Where DNA and law intersect
As any fan of CSI knows, it's amazing what those forensic scientists can do. But as incredible as the feats are thatinvestigators perform with hair, fibers and fingerprints, they will be better in the future.
One day, the police will be able to scan left behind cells for genetic information, such as a person's DNA signature or the likelihood that he or she has a certain disease or personality trait.
Buzz Scherr, a professor at Franklin Pierce Law Center, thinks that such advances are going to lead to increasingly complicated questions about constitutional privacy. He's just won a $50,000 grant from the National Institutes of Health to study the relationship between genetic science, police techniques and privacy rights.
"As the technology continues to develop, as we're going to be able to take smaller and smaller amounts of trace DNA or body cells all over and mine those for all sorts of genetic information, we're going to have to start thinking about things that we don't have to think about now," he said.
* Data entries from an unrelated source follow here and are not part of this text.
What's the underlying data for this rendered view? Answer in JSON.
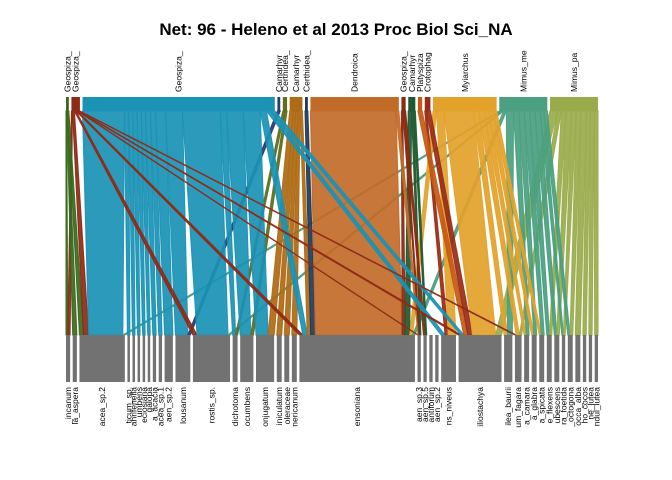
{
  "chart_data": {
    "type": "bipartite-network",
    "title": "Net: 96 - Heleno et al 2013 Proc Biol Sci_NA",
    "lower_bar_color": "#727272",
    "higher_level": [
      {
        "label": "Geospiza_",
        "color": "#3a6a1e",
        "share": 0.004
      },
      {
        "label": "Geospiza_",
        "color": "#8e2a16",
        "share": 0.012
      },
      {
        "label": "Geospiza_",
        "color": "#1a93b5",
        "share": 0.272
      },
      {
        "label": "Camarhyr",
        "color": "#2a3a72",
        "share": 0.004
      },
      {
        "label": "Certhidea_",
        "color": "#5e6e1c",
        "share": 0.006
      },
      {
        "label": "Camarhyr",
        "color": "#ae6a14",
        "share": 0.018
      },
      {
        "label": "Certhidea_",
        "color": "#1e3a5a",
        "share": 0.004
      },
      {
        "label": "Dendroica",
        "color": "#c16b28",
        "share": 0.125
      },
      {
        "label": "Geospiza_",
        "color": "#8a2a14",
        "share": 0.006
      },
      {
        "label": "Camarhyr",
        "color": "#1e5a30",
        "share": 0.01
      },
      {
        "label": "Platyspiza",
        "color": "#c65a14",
        "share": 0.006
      },
      {
        "label": "Crotophag",
        "color": "#982c18",
        "share": 0.008
      },
      {
        "label": "Myiarchus",
        "color": "#e3a22a",
        "share": 0.09
      },
      {
        "label": "Mimus_me",
        "color": "#4aa080",
        "share": 0.068
      },
      {
        "label": "Mimus_pa",
        "color": "#9aab4c",
        "share": 0.068
      }
    ],
    "lower_level": [
      {
        "label": "_incanum",
        "share": 0.005
      },
      {
        "label": "la_aspera",
        "share": 0.005
      },
      {
        "label": "acea_sp.2",
        "share": 0.055
      },
      {
        "label": "ticum_sp.",
        "share": 0.003
      },
      {
        "label": "ahrifenella",
        "share": 0.003
      },
      {
        "label": "umbens",
        "share": 0.003
      },
      {
        "label": "eciosiana",
        "share": 0.003
      },
      {
        "label": "galopa",
        "share": 0.003
      },
      {
        "label": "a_acacia",
        "share": 0.004
      },
      {
        "label": "acea_sp.1",
        "share": 0.004
      },
      {
        "label": "aen_sp.2",
        "share": 0.01
      },
      {
        "label": "lousanum",
        "share": 0.018
      },
      {
        "label": "rostis_sp.",
        "share": 0.045
      },
      {
        "label": "dichotoma",
        "share": 0.006
      },
      {
        "label": "ocumbens",
        "share": 0.016
      },
      {
        "label": "onjugatum",
        "share": 0.022
      },
      {
        "label": "iniculatum",
        "share": 0.006
      },
      {
        "label": "oleraceae",
        "share": 0.006
      },
      {
        "label": "nericanum",
        "share": 0.006
      },
      {
        "label": "ensoniana",
        "share": 0.14
      },
      {
        "label": "aen_sp.3",
        "share": 0.004
      },
      {
        "label": "aen_sp.5",
        "share": 0.004
      },
      {
        "label": "antiforum",
        "share": 0.004
      },
      {
        "label": "aen_sp.2",
        "share": 0.004
      },
      {
        "label": "ns_niveus",
        "share": 0.018
      },
      {
        "label": "iliostachya",
        "share": 0.052
      },
      {
        "label": "ilea_baurii",
        "share": 0.01
      },
      {
        "label": "um_fagara",
        "share": 0.008
      },
      {
        "label": "a_camara",
        "share": 0.006
      },
      {
        "label": "a_glabra",
        "share": 0.006
      },
      {
        "label": "a_spicata",
        "share": 0.006
      },
      {
        "label": "e_flexens",
        "share": 0.006
      },
      {
        "label": "ubescens",
        "share": 0.006
      },
      {
        "label": "ra_foetida",
        "share": 0.004
      },
      {
        "label": "_octogona",
        "share": 0.006
      },
      {
        "label": "occa_alba",
        "share": 0.006
      },
      {
        "label": "ho_cocos",
        "share": 0.004
      },
      {
        "label": "ne_lutea",
        "share": 0.004
      },
      {
        "label": "ndul_lutea",
        "share": 0.004
      }
    ],
    "links": [
      [
        0,
        0,
        0.6
      ],
      [
        0,
        1,
        0.6
      ],
      [
        0,
        2,
        1.2
      ],
      [
        1,
        0,
        0.8
      ],
      [
        1,
        2,
        1.5
      ],
      [
        1,
        12,
        1.2
      ],
      [
        1,
        19,
        1.2
      ],
      [
        1,
        25,
        0.8
      ],
      [
        1,
        27,
        0.6
      ],
      [
        1,
        20,
        0.5
      ],
      [
        2,
        2,
        10
      ],
      [
        2,
        3,
        1
      ],
      [
        2,
        4,
        1
      ],
      [
        2,
        5,
        1
      ],
      [
        2,
        6,
        1
      ],
      [
        2,
        7,
        1
      ],
      [
        2,
        8,
        1.2
      ],
      [
        2,
        9,
        1.2
      ],
      [
        2,
        10,
        2.4
      ],
      [
        2,
        11,
        4
      ],
      [
        2,
        12,
        9
      ],
      [
        2,
        13,
        1.5
      ],
      [
        2,
        14,
        4
      ],
      [
        2,
        15,
        4
      ],
      [
        2,
        19,
        1.5
      ],
      [
        2,
        24,
        1
      ],
      [
        2,
        25,
        1
      ],
      [
        3,
        11,
        0.8
      ],
      [
        4,
        13,
        1
      ],
      [
        4,
        14,
        1
      ],
      [
        5,
        15,
        2
      ],
      [
        5,
        16,
        1.2
      ],
      [
        5,
        17,
        1.2
      ],
      [
        5,
        18,
        1.2
      ],
      [
        5,
        19,
        1.2
      ],
      [
        6,
        19,
        1.6
      ],
      [
        7,
        19,
        30
      ],
      [
        7,
        20,
        1
      ],
      [
        8,
        19,
        1
      ],
      [
        8,
        20,
        1
      ],
      [
        8,
        21,
        1
      ],
      [
        9,
        19,
        1.6
      ],
      [
        9,
        20,
        1
      ],
      [
        9,
        21,
        0.8
      ],
      [
        10,
        25,
        1.4
      ],
      [
        11,
        25,
        1.6
      ],
      [
        11,
        24,
        0.8
      ],
      [
        12,
        25,
        8
      ],
      [
        12,
        24,
        2
      ],
      [
        12,
        19,
        1
      ],
      [
        12,
        26,
        1.5
      ],
      [
        12,
        27,
        1.5
      ],
      [
        12,
        28,
        1.2
      ],
      [
        12,
        29,
        1.2
      ],
      [
        12,
        30,
        1
      ],
      [
        13,
        26,
        2
      ],
      [
        13,
        28,
        1.5
      ],
      [
        13,
        29,
        1.5
      ],
      [
        13,
        30,
        1.5
      ],
      [
        13,
        31,
        1.5
      ],
      [
        13,
        32,
        1.5
      ],
      [
        13,
        33,
        1
      ],
      [
        13,
        34,
        1
      ],
      [
        13,
        19,
        0.8
      ],
      [
        13,
        2,
        0.6
      ],
      [
        13,
        12,
        0.6
      ],
      [
        14,
        25,
        2
      ],
      [
        14,
        27,
        1
      ],
      [
        14,
        31,
        1.2
      ],
      [
        14,
        32,
        1.5
      ],
      [
        14,
        33,
        1.2
      ],
      [
        14,
        34,
        1.2
      ],
      [
        14,
        35,
        1.5
      ],
      [
        14,
        36,
        1
      ],
      [
        14,
        37,
        1
      ],
      [
        14,
        38,
        1
      ]
    ]
  }
}
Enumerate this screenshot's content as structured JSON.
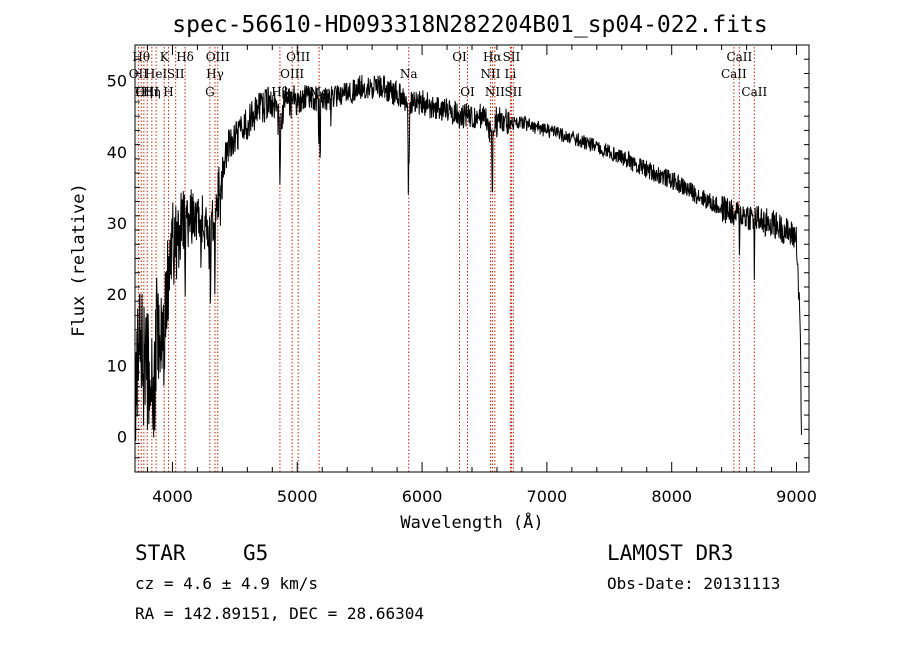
{
  "chart_data": {
    "type": "line",
    "title": "spec-56610-HD093318N282204B01_sp04-022.fits",
    "xlabel": "Wavelength (Å)",
    "ylabel": "Flux (relative)",
    "xlim": [
      3700,
      9100
    ],
    "ylim": [
      -5,
      55
    ],
    "xticks": [
      4000,
      5000,
      6000,
      7000,
      8000,
      9000
    ],
    "yticks": [
      0,
      10,
      20,
      30,
      40,
      50
    ],
    "series": [
      {
        "name": "flux",
        "anchors": [
          [
            3700,
            5
          ],
          [
            3740,
            15
          ],
          [
            3780,
            8
          ],
          [
            3820,
            10
          ],
          [
            3850,
            3
          ],
          [
            3880,
            18
          ],
          [
            3920,
            12
          ],
          [
            3960,
            22
          ],
          [
            4000,
            27
          ],
          [
            4050,
            28
          ],
          [
            4100,
            29
          ],
          [
            4150,
            31
          ],
          [
            4200,
            30
          ],
          [
            4250,
            30
          ],
          [
            4300,
            27
          ],
          [
            4340,
            32
          ],
          [
            4400,
            37
          ],
          [
            4450,
            41
          ],
          [
            4500,
            42
          ],
          [
            4600,
            44
          ],
          [
            4700,
            46
          ],
          [
            4800,
            47
          ],
          [
            4861,
            44
          ],
          [
            4900,
            47
          ],
          [
            5000,
            47
          ],
          [
            5100,
            48
          ],
          [
            5200,
            47
          ],
          [
            5300,
            48
          ],
          [
            5400,
            48
          ],
          [
            5500,
            49
          ],
          [
            5600,
            49
          ],
          [
            5700,
            49
          ],
          [
            5800,
            48
          ],
          [
            5900,
            47
          ],
          [
            6000,
            47
          ],
          [
            6100,
            46
          ],
          [
            6200,
            46
          ],
          [
            6300,
            45
          ],
          [
            6400,
            45
          ],
          [
            6500,
            45
          ],
          [
            6563,
            42
          ],
          [
            6600,
            45
          ],
          [
            6700,
            44
          ],
          [
            6800,
            44
          ],
          [
            7000,
            43
          ],
          [
            7200,
            42
          ],
          [
            7500,
            40
          ],
          [
            7800,
            37.5
          ],
          [
            8000,
            36
          ],
          [
            8200,
            34
          ],
          [
            8400,
            32
          ],
          [
            8600,
            31
          ],
          [
            8800,
            30
          ],
          [
            8900,
            29
          ],
          [
            9000,
            28
          ],
          [
            9030,
            15
          ],
          [
            9040,
            0
          ]
        ],
        "dips": [
          [
            3934,
            5
          ],
          [
            3968,
            4
          ],
          [
            4101,
            8
          ],
          [
            4227,
            6
          ],
          [
            4305,
            10
          ],
          [
            4340,
            17
          ],
          [
            4383,
            5
          ],
          [
            4861,
            10
          ],
          [
            5020,
            3
          ],
          [
            5172,
            6
          ],
          [
            5183,
            12
          ],
          [
            5270,
            4
          ],
          [
            5890,
            12
          ],
          [
            5896,
            10
          ],
          [
            6563,
            11
          ],
          [
            6600,
            3
          ],
          [
            8498,
            4
          ],
          [
            8542,
            6
          ],
          [
            8662,
            8
          ],
          [
            8750,
            5
          ]
        ]
      }
    ],
    "lines": [
      {
        "wavelength": 3727,
        "label": "OII",
        "row": 1
      },
      {
        "wavelength": 3750,
        "label": "Hθ",
        "row": 0
      },
      {
        "wavelength": 3771,
        "label": "Hη",
        "row": 2
      },
      {
        "wavelength": 3798,
        "label": "OIII",
        "row": 2
      },
      {
        "wavelength": 3835,
        "label": "Hη",
        "row": 2
      },
      {
        "wavelength": 3869,
        "label": "HeI",
        "row": 1
      },
      {
        "wavelength": 3934,
        "label": "K",
        "row": 0
      },
      {
        "wavelength": 3968,
        "label": "H",
        "row": 2
      },
      {
        "wavelength": 4026,
        "label": "SII",
        "row": 1
      },
      {
        "wavelength": 4101,
        "label": "Hδ",
        "row": 0
      },
      {
        "wavelength": 4300,
        "label": "G",
        "row": 2
      },
      {
        "wavelength": 4341,
        "label": "Hγ",
        "row": 1
      },
      {
        "wavelength": 4363,
        "label": "OIII",
        "row": 0
      },
      {
        "wavelength": 4861,
        "label": "Hβ",
        "row": 2
      },
      {
        "wavelength": 4959,
        "label": "OIII",
        "row": 1
      },
      {
        "wavelength": 5007,
        "label": "OIII",
        "row": 0
      },
      {
        "wavelength": 5175,
        "label": "Mg",
        "row": 2
      },
      {
        "wavelength": 5893,
        "label": "Na",
        "row": 1
      },
      {
        "wavelength": 6300,
        "label": "OI",
        "row": 0
      },
      {
        "wavelength": 6364,
        "label": "OI",
        "row": 2
      },
      {
        "wavelength": 6548,
        "label": "NII",
        "row": 1
      },
      {
        "wavelength": 6563,
        "label": "Hα",
        "row": 0
      },
      {
        "wavelength": 6583,
        "label": "NII",
        "row": 2
      },
      {
        "wavelength": 6708,
        "label": "Li",
        "row": 1
      },
      {
        "wavelength": 6716,
        "label": "SII",
        "row": 0
      },
      {
        "wavelength": 6731,
        "label": "SII",
        "row": 2
      },
      {
        "wavelength": 8498,
        "label": "CaII",
        "row": 1
      },
      {
        "wavelength": 8542,
        "label": "CaII",
        "row": 0
      },
      {
        "wavelength": 8662,
        "label": "CaII",
        "row": 2
      }
    ]
  },
  "info": {
    "class": "STAR",
    "subclass": "G5",
    "survey": "LAMOST DR3",
    "cz": "cz = 4.6 ± 4.9 km/s",
    "obs_date": "Obs-Date: 20131113",
    "radec": "RA = 142.89151, DEC =  28.66304"
  },
  "colors": {
    "line_marker": "#cc2200",
    "spectrum": "#000000",
    "background": "#ffffff"
  }
}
The Fourth Amendment of the Constitution limits how the police can search for evidence. The courts have interpreted the amendment to mean, that in many cases, the police need to prove to a judge that there's good reason to believe a search can turn up important evidence of a crime. So, for example, the police can't search your home for a hidden weapon until they've gotten a search warrant.
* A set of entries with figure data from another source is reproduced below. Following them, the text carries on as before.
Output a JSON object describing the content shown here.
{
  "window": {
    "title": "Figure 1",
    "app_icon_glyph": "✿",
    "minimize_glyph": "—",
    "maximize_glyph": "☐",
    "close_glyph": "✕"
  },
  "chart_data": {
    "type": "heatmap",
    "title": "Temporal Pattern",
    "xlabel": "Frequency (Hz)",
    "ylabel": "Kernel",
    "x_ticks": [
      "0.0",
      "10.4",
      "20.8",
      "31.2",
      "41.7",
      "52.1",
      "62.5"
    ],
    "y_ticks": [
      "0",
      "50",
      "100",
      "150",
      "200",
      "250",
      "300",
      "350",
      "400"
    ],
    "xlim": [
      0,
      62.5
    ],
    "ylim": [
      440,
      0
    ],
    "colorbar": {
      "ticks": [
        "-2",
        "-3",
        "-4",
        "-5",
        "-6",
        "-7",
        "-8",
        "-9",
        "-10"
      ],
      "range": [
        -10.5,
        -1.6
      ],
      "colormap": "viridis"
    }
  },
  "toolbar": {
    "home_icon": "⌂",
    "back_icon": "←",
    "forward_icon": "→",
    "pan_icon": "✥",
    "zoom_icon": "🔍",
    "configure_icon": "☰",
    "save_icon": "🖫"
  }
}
But judges have interpreted the Fourth Amendment more loosely when it comes to things outside the home or person, where a defendant doesn't expect to have privacy. The police could search a public bus station for a weapon without a search warrant, or they could lift a fingerprint off of a soda can that asuspect used during an interrogation.
In the case of James Dale, who was convicted of raping and murdering 6-year-old Elizabeth Knapp of Contoocook in 1999, the police used saliva he left on a discarded cigarette butt to build their case. Dale had been picked up for violating parole conditions, but the police had no evidence linking him to the killing. All they knew was that he'd lived in the same building as Knapp at the time of the murder.
That probably wouldn't have been enough to persuade a judge to give them a warrant for a blood sample. But DNA that investigatorstook from Dale's cigarette matched crime scene evidence and provided probable cause for them to seek a warrant for more rigorous genetic tests. Ultimately, those tests linked Dale to the murdered girl.
In an ongoing investigation, the New Hampshire crime lab is looking at a water bottle and inhaler used by Edward Earl Dukette, to try and link him to the rape and murder of Kathy Lynn Gloddy of Franklin nearly 35 years ago. A few weeks ago, Dukette walked into a Florida police station and told the police that he might have been involved in the child's death. Dukette has since recanted, but the Florida police have sent several objects that Dukette left in the interrogation room to the police here to see if they can find DNA in his saliva to match semen left behind on Gloddy's body.
In the future, Scherr said, the police may be able to pull DNA from even smaller samples, and they may be able to use those samples to find out increasingly detailed and personal information. In a few years, he said, they will be able to extract DNA from a used coffee cup you threw in the trash, or, perhaps, from skin cells you smeared on a doorknob. With your DNA, they may be able to uncover hints about your physical makeup, personality or health that they could use in court.
Those sorts of traits might invoke another constitutional issue: the Fifth Amendment's protections against self-incrimination. If genetic information can tell the police damning things about a suspect, shouldn't the suspect be able to keep that information to himself?
Scherr's study will draw on law, science and philosophy to consider whether such genetic information deserves special treatment. Under current case law, Scherr said, the police probably wouldn't need a search warrant to test a discarded coffee cup.
"Do we want to view the DNA on that coffee cup as abandoned property? Do we want to think about it as property that we've abandoned, or do we want to think about another paradigm?" he said. "Given that it's genetic information, should we be treating it differently?"
Scherr's grant comes from the NIH's Human Genome Project. Most of the project's money is used to fund scientific and medical research, but since its inception, it has set aside 5 percent to fund research into the ethical, legal and social issues surrounding genetic science.
"We also fund research that looks at sort of broader societal issues, and one set of those issues is how the information could be used or might be used in nonmedical settings," said Jean McEwen, a program director at the project.
Scherr's plan is to write and publish several law review articles on his findings and to speak at a number of academic conferences over the next two years. His hope is that his work will contemplate the constitutional questions surrounding genetic technology before they become commonplace.
"I think it's inevitable that we're going to have the instinct that there's something different about this in the next five or 10 years," he said. "The legal system is always a step behind."